Lebih jauh, Adil menyinggung arahan Presiden RI Prabowo Subianto terkait model koperasi masa depan yang disampaikan saat dirinya mengikuti kursus kepemimpinan bagi pimpinan dewan se-Indonesia beberapa waktu lalu. Arahan tersebut menekankan pentingnya semangat Koperasi Merah Putih sebagai pusat pertumbuhan ekonomi baru di tingkat kelurahan.
"Jika dikelola dengan tata kelola yang baik, koperasi kelurahan bisa menjadi solusi nyata mengurai masalah rantai pasok yang kerap membelit pelaku usaha kecil. Pemerintah Kota Bogor dan DPRD sudah menyiapkan payung hukum yang kuat untuk menjaga ekosistem ini," paparnya.
Payung hukum yang dimaksud tertuang dalam Peraturan Daerah (Perda) Kota Bogor Nomor 4 Tahun 2021 tentang Pemberdayaan, Pengembangan, dan Pelindungan Koperasi serta Usaha Mikro.
Di akhir kegiatan, Adil mengajak seluruh peserta untuk mengimplementasikan ilmu yang didapat.
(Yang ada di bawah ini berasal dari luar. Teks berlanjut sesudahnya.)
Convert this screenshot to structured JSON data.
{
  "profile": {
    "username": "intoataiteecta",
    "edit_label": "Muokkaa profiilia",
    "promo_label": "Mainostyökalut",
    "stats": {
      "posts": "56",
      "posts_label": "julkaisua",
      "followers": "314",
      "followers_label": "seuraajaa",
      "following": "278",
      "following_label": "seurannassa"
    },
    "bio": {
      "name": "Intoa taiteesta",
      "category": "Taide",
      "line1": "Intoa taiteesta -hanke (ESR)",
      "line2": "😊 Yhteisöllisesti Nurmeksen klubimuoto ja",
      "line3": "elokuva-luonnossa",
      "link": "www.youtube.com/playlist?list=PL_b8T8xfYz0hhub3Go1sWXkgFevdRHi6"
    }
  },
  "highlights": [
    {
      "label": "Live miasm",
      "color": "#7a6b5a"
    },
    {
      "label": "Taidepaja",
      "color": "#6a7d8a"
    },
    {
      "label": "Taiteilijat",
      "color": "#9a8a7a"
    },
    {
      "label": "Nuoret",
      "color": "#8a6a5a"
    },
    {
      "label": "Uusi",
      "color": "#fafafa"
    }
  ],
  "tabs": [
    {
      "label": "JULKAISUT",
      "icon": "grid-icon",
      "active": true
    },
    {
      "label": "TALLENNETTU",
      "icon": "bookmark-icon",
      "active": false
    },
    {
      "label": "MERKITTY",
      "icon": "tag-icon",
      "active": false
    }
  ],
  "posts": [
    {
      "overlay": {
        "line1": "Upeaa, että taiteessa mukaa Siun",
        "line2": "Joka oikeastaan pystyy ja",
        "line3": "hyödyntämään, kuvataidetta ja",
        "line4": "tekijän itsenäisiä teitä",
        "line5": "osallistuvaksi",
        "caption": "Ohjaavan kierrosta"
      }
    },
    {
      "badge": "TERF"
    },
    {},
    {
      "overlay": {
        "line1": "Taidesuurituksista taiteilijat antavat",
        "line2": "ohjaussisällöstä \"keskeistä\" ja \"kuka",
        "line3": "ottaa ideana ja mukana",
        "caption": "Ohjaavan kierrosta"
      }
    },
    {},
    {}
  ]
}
Menurutnya, pelatihan ini bukan titik akhir, melainkan titik awal perubahan nyata di lapangan.
"Marilah kita jadikan koperasi sebagai fondasi utama memperkuat ekonomi daerah. Koperasi harus menjadi alat jemput kesuksesan anggotanya dan menyejahterakan masyarakat sekitar," pungkasnya.